The wrinkle was the recommendation of hormone therapy prior to the radiation treatment. I did not take this into consideration when I went in. He said due to my TNM score of T3b, PSA of 58.95 at start and there was a small seminal vesicle invasion, this put me in the high risk group. He did say on the spectrum of risk I was at the low end of high risk.

He explained that hormone therapy for prostate cancer is used to stop your body from producing the male hormone testosterone, which fuels the growth of prostate cancer cells, this causes the cancer cells to die or to grow more slowly. He did caution that at this time studies concluded that this concept has yet to be proven beneficial. Dr. Palmer went over the side effects of hormone therapy, low libido, hot flashes, weight gain, but pointed out this should be minimal. He did stress I have to drink plenty of water, eat well and get exercise. This would offset some of the side effects of hormone / radiation therapy.

With all that said, he did say that since I was in good health overall, that there should be no long lasting adverse effects to doing the hormone therapy he was suggesting. He was only to give me one shot that would last the duration of the radiation treatment, that would be the only hormone injection I would get. So I decided to go with the hormone therapy in conjunction with radiation to give me the best chance to eradicate the cancer.
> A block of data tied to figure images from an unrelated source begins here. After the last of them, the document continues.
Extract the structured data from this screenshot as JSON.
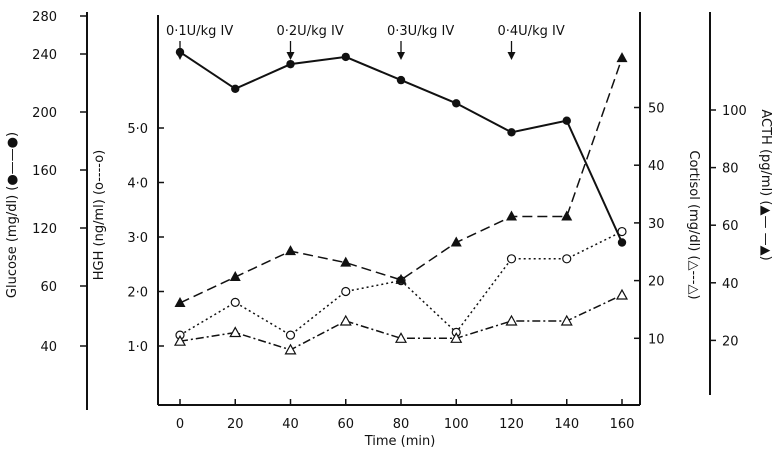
{
  "chart_data": {
    "type": "line",
    "xlabel": "Time (min)",
    "x_ticks": [
      "0",
      "20",
      "40",
      "60",
      "80",
      "100",
      "120",
      "140",
      "160"
    ],
    "x": [
      0,
      20,
      40,
      60,
      80,
      100,
      120,
      140,
      160
    ],
    "xlim": [
      0,
      160
    ],
    "axes": {
      "glucose": {
        "label": "Glucose (mg/dl) (●——●)",
        "ticks": [
          "40",
          "60",
          "120",
          "160",
          "200",
          "240",
          "280"
        ],
        "tick_values": [
          40,
          80,
          120,
          160,
          200,
          240,
          280
        ],
        "ylim": [
          0,
          280
        ]
      },
      "hgh": {
        "label": "HGH (ng/ml) (o----o)",
        "ticks": [
          "1·0",
          "2·0",
          "3·0",
          "4·0",
          "5·0"
        ],
        "tick_values": [
          1.0,
          2.0,
          3.0,
          4.0,
          5.0
        ],
        "ylim": [
          0,
          6.6
        ]
      },
      "cortisol": {
        "label": "Cortisol (mg/dl) (△---△)",
        "ticks": [
          "10",
          "20",
          "30",
          "40",
          "50"
        ],
        "tick_values": [
          10,
          20,
          30,
          40,
          50
        ],
        "ylim": [
          0,
          66
        ]
      },
      "acth": {
        "label": "ACTH (pg/ml) (▲— —▲)",
        "ticks": [
          "20",
          "40",
          "60",
          "80",
          "100"
        ],
        "tick_values": [
          20,
          40,
          60,
          80,
          100
        ],
        "ylim": [
          0,
          132
        ]
      }
    },
    "annotations": [
      {
        "text": "0·1U/kg IV",
        "x": 0
      },
      {
        "text": "0·2U/kg IV",
        "x": 40
      },
      {
        "text": "0·3U/kg IV",
        "x": 80
      },
      {
        "text": "0·4U/kg IV",
        "x": 120
      }
    ],
    "series": [
      {
        "axis": "glucose",
        "marker": "filled-circle",
        "dash": "solid",
        "values": [
          242,
          216,
          233,
          238,
          222,
          206,
          186,
          194,
          110
        ]
      },
      {
        "axis": "hgh",
        "marker": "open-circle",
        "dash": "dotted",
        "values": [
          1.2,
          1.8,
          1.2,
          2.0,
          2.2,
          1.25,
          2.6,
          2.6,
          3.1
        ]
      },
      {
        "axis": "cortisol",
        "marker": "open-triangle",
        "dash": "dash-dot",
        "values": [
          9.5,
          11,
          8,
          13,
          10,
          10,
          13,
          13,
          17.5
        ]
      },
      {
        "axis": "acth",
        "marker": "filled-triangle",
        "dash": "dashed",
        "values": [
          33,
          42,
          51,
          47,
          41,
          54,
          63,
          63,
          118
        ]
      }
    ]
  }
}
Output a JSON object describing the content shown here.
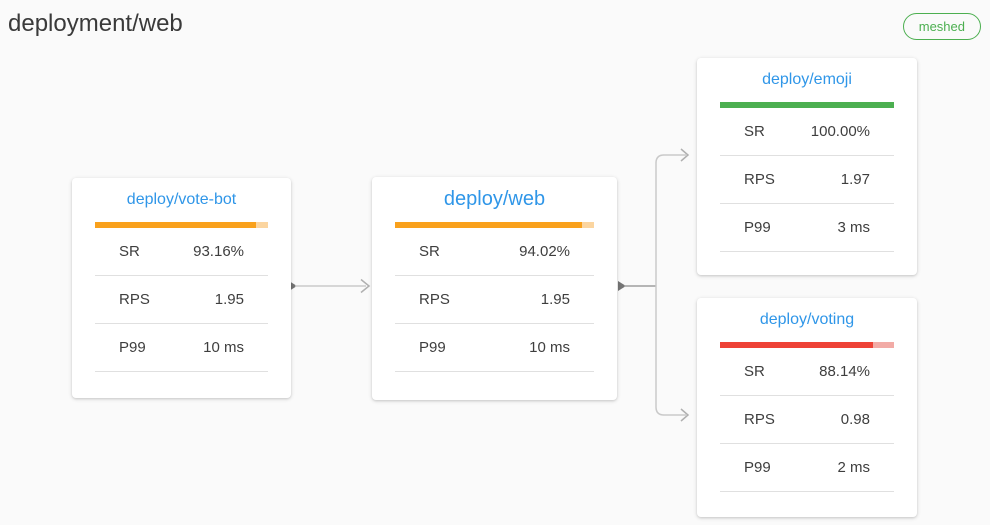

So before I left I received a 30 mg of Lupron (leuprolide) injection. This should last about 4 months.

The plan is to let the Lupron work its magic for a month, then I would come in for a simulation (SIM) appointment. The purpose of this visit is to outline or map the exact area to be treated, and get an organ map baseline. Then there will be a 5-7 day lag while they figure out the treatment plan. The radiotherapy planning makes sure that the cancer gets the prescribed dose of radiation while normal body tissues get as little as possible.

After the SIM appointment, my first appointment will be a mock radiation appointment. They will do everything except do radiation, then the treatments will start for real after that.

After treatment I was told that the next 2 or 3 PSA tests should be undetectable due the residual effect of the Lupron and Radiation. It won't be until 6 to 9 months after the fact that PSA numbers will be meaningful again.

So now I have to wait until December 1st, I can't wait to get the show on the road and get started.